Die Skills gibt es im Skill-Shop auf der Website von Amazon. Er entspricht ungefähr einem Appstore bei Mobilgeräten. Obwohl Alexa noch neu auf dem deutschen Markt ist, gibt es schon etwa 1200 Skills. Inzwischen überlegen zahlreiche Unternehmen, ob sie nicht für ihre Produkte auch eine Alexa-Schnittstelle entwickeln sollen. Es ist beispielsweise für einen Webshop naheliegend, um den Kunden auch das Einkaufen via Echo zu erlauben.

Wirklich sinnvolle Skills sind selten

Entsprechend gibt bereits viele Möglichkeiten, irgendetwas zu bestellen und anzufordern. Auch die Zahl der nicht immer besonders sinnreichen Infoskills mit Quizspielen und ähnlichen Dingen steigt stetig. Zwar gibt es über 50 spezielle Smart-Home-Skills, doch ähnlich wie bei iPhone-Apps vor zehn Jahren gibt es noch nicht besonders viele Skills, die eine produktive Aufgabe erledigen.

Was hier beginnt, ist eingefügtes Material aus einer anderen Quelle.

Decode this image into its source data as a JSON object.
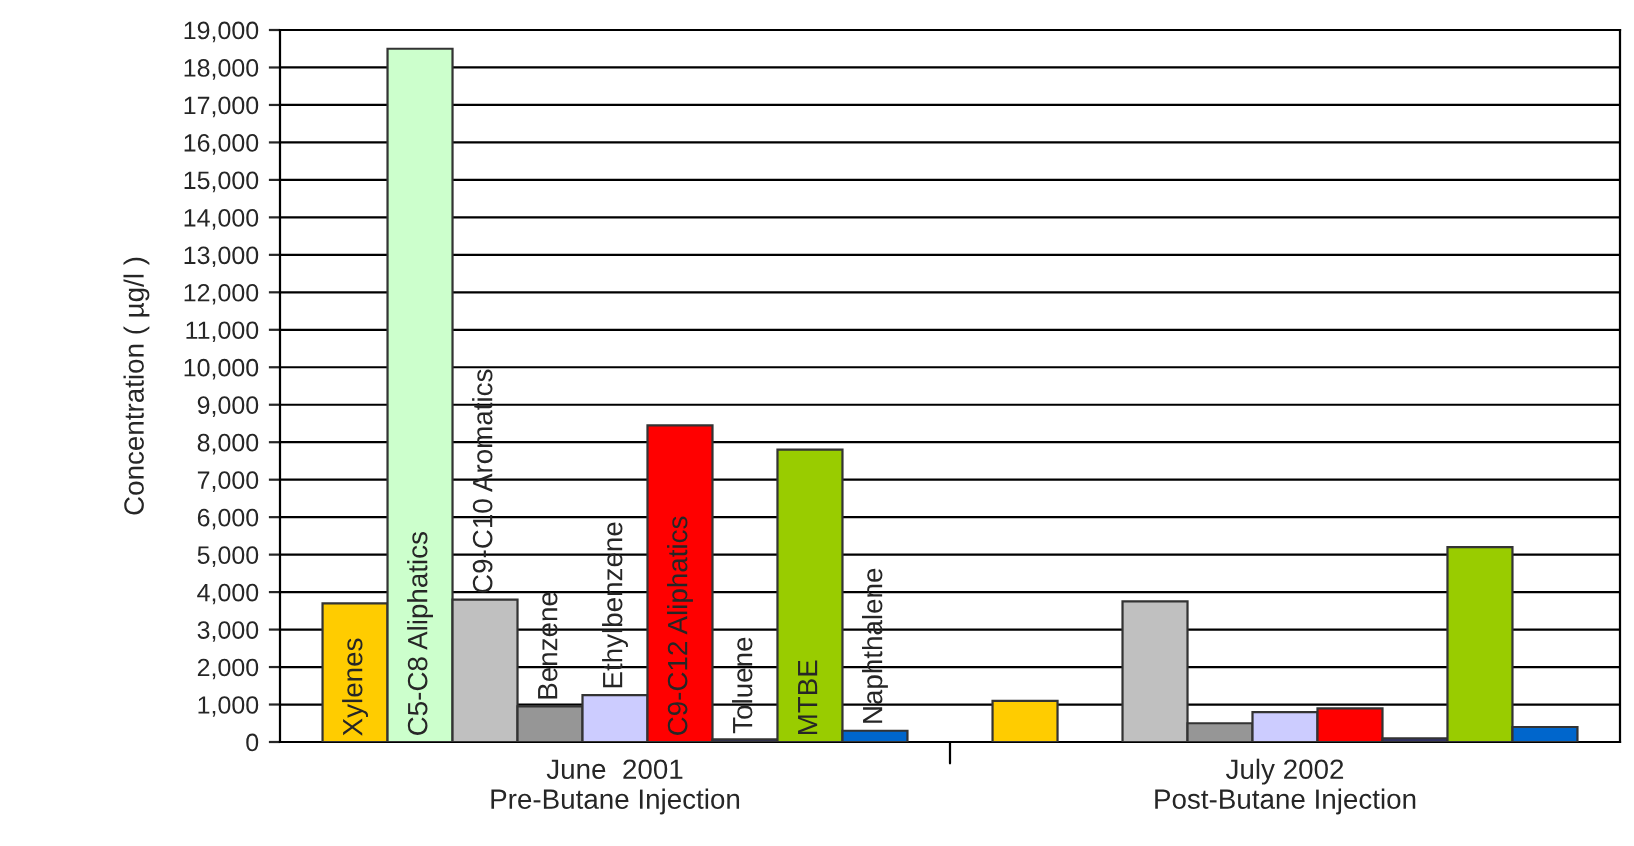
{
  "chart_data": {
    "type": "bar",
    "ylabel": "Concentration ( µg/l )",
    "categories": [
      "June  2001\nPre-Butane Injection",
      "July 2002\nPost-Butane Injection"
    ],
    "series": [
      {
        "name": "Xylenes",
        "color": "#ffcc00",
        "values": [
          3700,
          1100
        ]
      },
      {
        "name": "C5-C8 Aliphatics",
        "color": "#ccffcc",
        "values": [
          18500,
          null
        ]
      },
      {
        "name": "C9-C10 Aromatics",
        "color": "#c0c0c0",
        "values": [
          3800,
          3750
        ]
      },
      {
        "name": "Benzene",
        "color": "#969696",
        "values": [
          950,
          500
        ]
      },
      {
        "name": "Ethylbenzene",
        "color": "#ccccff",
        "values": [
          1250,
          800
        ]
      },
      {
        "name": "C9-C12 Aliphatics",
        "color": "#ff0000",
        "values": [
          8450,
          900
        ]
      },
      {
        "name": "Toluene",
        "color": "#333366",
        "values": [
          70,
          100
        ]
      },
      {
        "name": "MTBE",
        "color": "#99cc00",
        "values": [
          7800,
          5200
        ]
      },
      {
        "name": "Naphthalene",
        "color": "#0066cc",
        "values": [
          300,
          400
        ]
      }
    ],
    "ylim": [
      0,
      19000
    ],
    "yticks": [
      {
        "value": 0,
        "label": "0"
      },
      {
        "value": 1000,
        "label": "1,000"
      },
      {
        "value": 2000,
        "label": "2,000"
      },
      {
        "value": 3000,
        "label": "3,000"
      },
      {
        "value": 4000,
        "label": "4,000"
      },
      {
        "value": 5000,
        "label": "5,000"
      },
      {
        "value": 6000,
        "label": "6,000"
      },
      {
        "value": 7000,
        "label": "7,000"
      },
      {
        "value": 8000,
        "label": "8,000"
      },
      {
        "value": 9000,
        "label": "9,000"
      },
      {
        "value": 10000,
        "label": "10,000"
      },
      {
        "value": 11000,
        "label": "11,000"
      },
      {
        "value": 12000,
        "label": "12,000"
      },
      {
        "value": 13000,
        "label": "13,000"
      },
      {
        "value": 14000,
        "label": "14,000"
      },
      {
        "value": 15000,
        "label": "15,000"
      },
      {
        "value": 16000,
        "label": "16,000"
      },
      {
        "value": 17000,
        "label": "17,000"
      },
      {
        "value": 18000,
        "label": "18,000"
      },
      {
        "value": 19000,
        "label": "19,000"
      }
    ],
    "grid": "y",
    "legend": false
  }
}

Eine Ausnahme ist erst seit ein paar Tagen im Skillshop - die „Bring! Einkaufsliste“. Der Skill basiert auf der Einkaufslisten-App für Android und iOS. Die App erleichtert das Zusammenstellen und lästige Eintippen einer Einkaufsliste, da nur Symbole für typische Produkte angetippt werden müssen. Der Alexa-Skill arbeitet mit der App und den dort definierten Einkaufslisten zusammen. Ein einfacher Sprachbefehl wie „Füge zwei Liter Milch hinzu“ trägt etwas in eine Einkaufsliste ein.

Eine wichtige Frage, die sich viele Unternehmen stellen werden: Lohnt sich das überhaupt? Die Entwickler von Bring! haben inzwischen einige wertvolle Erfahrungen sammeln können. Bereits während der Entwicklung des Prototyps hatten die beiden Entwickler Jörg Egli und Sandro Strebel eine wichtige Einsicht: „Das Development einer sprachgesteuerten App folgt ganz anderen Maßstäben als bei einer grafischen App.“

Die größte Herausforderung war der Entwurf von möglichst natürlichen Dialogen. Dabei müssen die Entwickler umdenken. Bei einer grafischen Benutzeroberfläche hat der Anwender die Wahl zwischen direkt sichtbaren Optionen, mit denen er sich darüber hinaus recht einfach vertraut machen kann. Ganz anders bei einer Sprachschnittstelle. Jürg Egli: „Als Entwickler musste ich mir deshalb konkrete Szenarien ausdenken - Was könnten User fragen? Und was soll Alexa darauf antworten?“

Auf der anderen Seite ist der Aufwand für die Entwicklung eines Skills deutlich geringer als der für eine mobile App. So konnten die beiden Entwickler das bestehende Backend fast unverändert für den Skill einsetzen. Die Entwickler raten interessierten Unternehmen, sich genau über einen Use Case Gedanken zu machen. Nicht jede Dienstleistung eignet sich auch für eine Sprachsteuerung. Je komplexer die Funktion, desto schwieriger ist die Umsetzung für das Alexa-Interface.